Our Janet Wilson has a deeply reported piece out through California Watch on the suspected links between persistent illnesses among members of one Maywood, California, family, and industries adjoining their neighborhood (in this separater piece Janet explains her reporting). From her story:
The Martin family lives 10 minutes from downtown Los Angeles, in a neat yellow house in a city called Maywood.
Starting a few blocks from their home, nearly 2,000 factories churn out Southern California’s hot dogs, pesticides, patio furniture and other products. Trucks rumble off the I-710 freeway into sprawling freight rail yards. Odors of rotting animal carcasses waft through the family’s windows on hot summer nights.
The Martins also have endured years of illness.
From the time Anaiz Martin was born until she was a toddler, her father would carry her in his arms, his big mustache tickling her baby cheeks. This simple embrace carried a haunting consequence. By age 3, Anaiz weighed just 19 pounds and could barely raise her head. Her parents said they were told by doctors that Salvador Martin’s mustache probably held sickening levels of lead from his plating factory job.

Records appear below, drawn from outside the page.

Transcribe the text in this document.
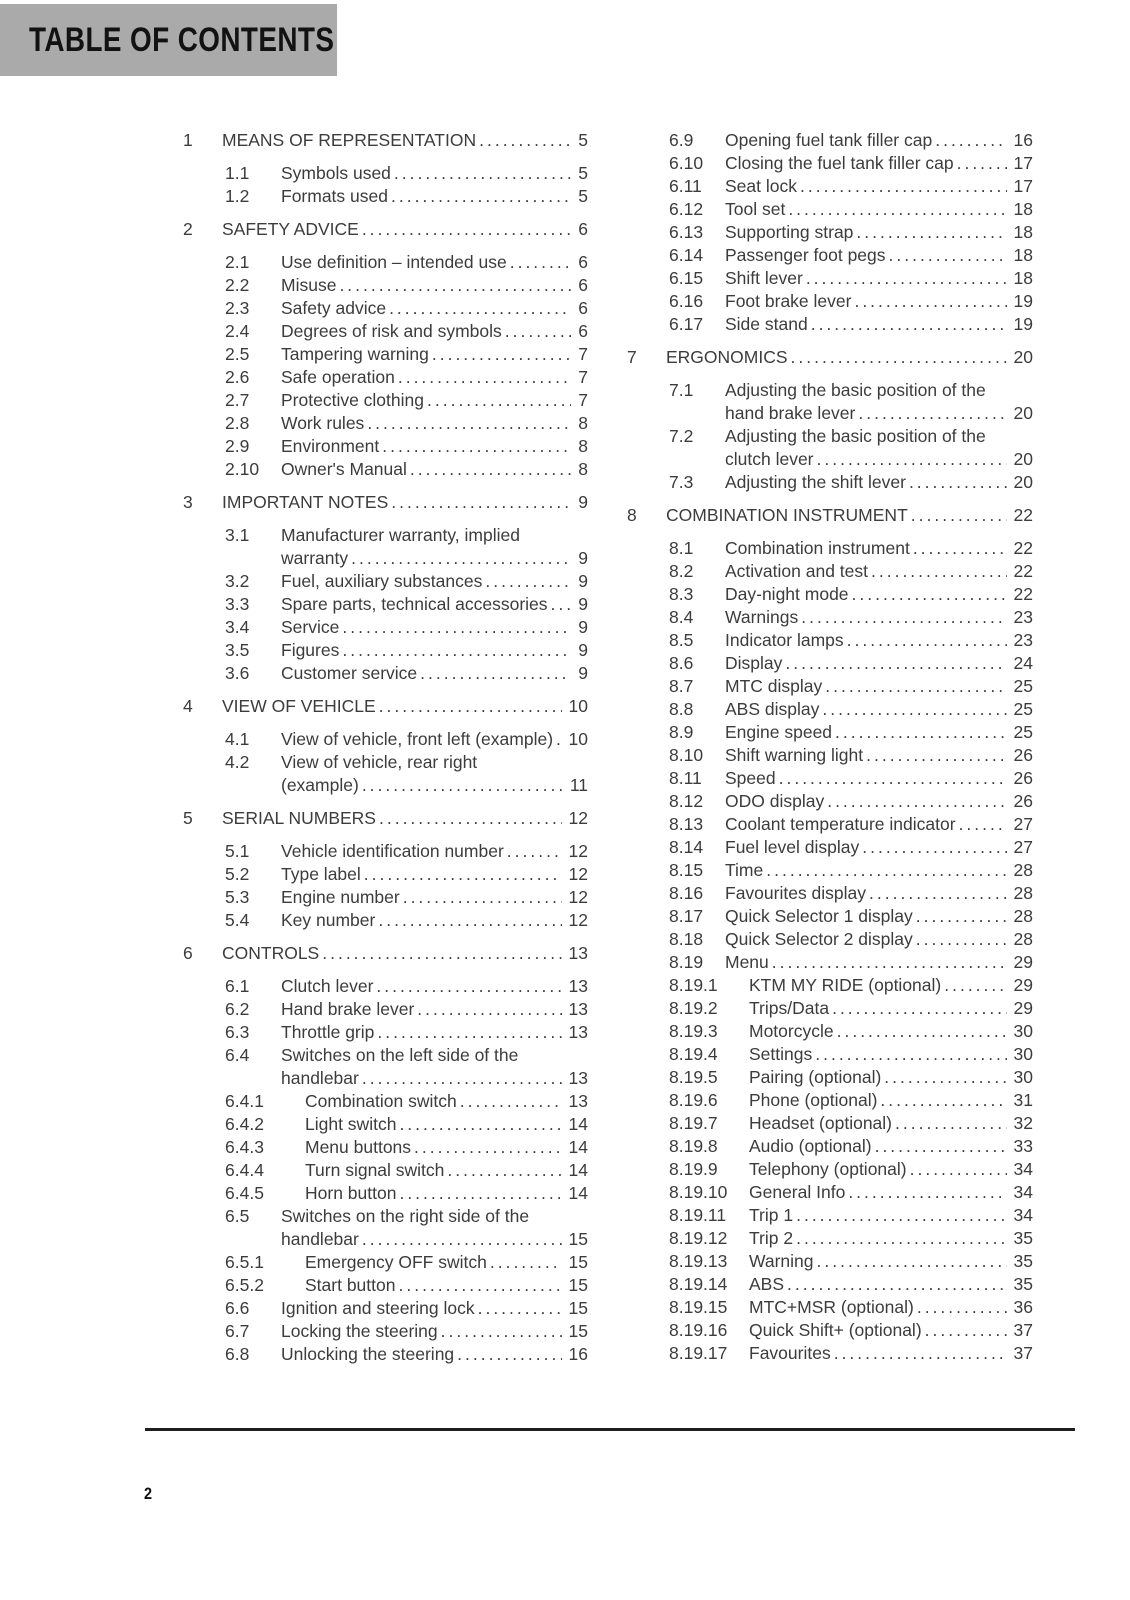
TABLE OF CONTENTS
1	MEANS OF REPRESENTATION .....	5
1.1	Symbols used .....	5
1.2	Formats used .....	5
2	SAFETY ADVICE .....	6
2.1	Use definition – intended use .....	6
2.2	Misuse .....	6
2.3	Safety advice .....	6
2.4	Degrees of risk and symbols .....	6
2.5	Tampering warning .....	7
2.6	Safe operation .....	7
2.7	Protective clothing .....	7
2.8	Work rules .....	8
2.9	Environment .....	8
2.10	Owner's Manual .....	8
3	IMPORTANT NOTES .....	9
3.1	Manufacturer warranty, implied
warranty .....	9
3.2	Fuel, auxiliary substances .....	9
3.3	Spare parts, technical accessories ..... 9
3.4	Service .....	9
3.5	Figures .....	9
3.6	Customer service .....	9
4	VIEW OF VEHICLE .....	10
4.1	View of vehicle, front left (example) ..... 10
4.2	View of vehicle, rear right
(example) .....	11
5	SERIAL NUMBERS .....	12
5.1	Vehicle identification number .....	12
5.2	Type label .....	12
5.3	Engine number .....	12
5.4	Key number .....	12
6	CONTROLS .....	13
6.1	Clutch lever .....	13
6.2	Hand brake lever .....	13
6.3	Throttle grip .....	13
6.4	Switches on the left side of the
handlebar .....	13
6.4.1	Combination switch .....	13
6.4.2	Light switch .....	14
6.4.3	Menu buttons .....	14
6.4.4	Turn signal switch .....	14
6.4.5	Horn button .....	14
6.5	Switches on the right side of the
handlebar .....	15
6.5.1	Emergency OFF switch .....	15
6.5.2	Start button .....	15
6.6	Ignition and steering lock .....	15
6.7	Locking the steering .....	15
6.8	Unlocking the steering .....	16
6.9	Opening fuel tank filler cap .....	16
6.10	Closing the fuel tank filler cap .....	17
6.11	Seat lock .....	17
6.12	Tool set .....	18
6.13	Supporting strap .....	18
6.14	Passenger foot pegs .....	18
6.15	Shift lever .....	18
6.16	Foot brake lever .....	19
6.17	Side stand .....	19
7	ERGONOMICS .....	20
7.1	Adjusting the basic position of the
hand brake lever .....	20
7.2	Adjusting the basic position of the
clutch lever .....	20
7.3	Adjusting the shift lever .....	20
8	COMBINATION INSTRUMENT .....	22
8.1	Combination instrument .....	22
8.2	Activation and test .....	22
8.3	Day-night mode .....	22
8.4	Warnings .....	23
8.5	Indicator lamps .....	23
8.6	Display .....	24
8.7	MTC display .....	25
8.8	ABS display .....	25
8.9	Engine speed .....	25
8.10	Shift warning light .....	26
8.11	Speed .....	26
8.12	ODO display .....	26
8.13	Coolant temperature indicator .....	27
8.14	Fuel level display .....	27
8.15	Time .....	28
8.16	Favourites display .....	28
8.17	Quick Selector 1 display .....	28
8.18	Quick Selector 2 display .....	28
8.19	Menu .....	29
8.19.1	KTM MY RIDE (optional) .....	29
8.19.2	Trips/Data .....	29
8.19.3	Motorcycle .....	30
8.19.4	Settings .....	30
8.19.5	Pairing (optional) .....	30
8.19.6	Phone (optional) .....	31
8.19.7	Headset (optional) .....	32
8.19.8	Audio (optional) .....	33
8.19.9	Telephony (optional) .....	34
8.19.10	General Info .....	34
8.19.11	Trip 1 .....	34
8.19.12	Trip 2 .....	35
8.19.13	Warning .....	35
8.19.14	ABS .....	35
8.19.15	MTC+MSR (optional) .....	36
8.19.16	Quick Shift+ (optional) .....	37
8.19.17	Favourites .....	37
2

The heavy metal attacked her neurological system, permanently robbing her of critical learning skills.
Two decades later, her family's woes continue. Anaiz, now 21, her mother and siblings – Adilene, 22, and Sal Jr., 18 – have suffered irritable bowel syndrome, an ovarian cyst, skin rashes, chronic nausea, diarrhea, asthma and depression.
Their mother, Josefina, frets constantly about what she thinks are likely causes: the air they breathe, the ground beneath their home and, most of all, the gunky black, brown or yellow water that has intermittently run from their faucets for years.
“Sometimes I think, ‘Oh my God, I can’t take it anymore,’ ” Josefina, 45, said during an interview in the summer of 2010. “I try to keep myself up and going, but I am really upset all the time. I just want to know what’s going on with my family and all of this contamination.”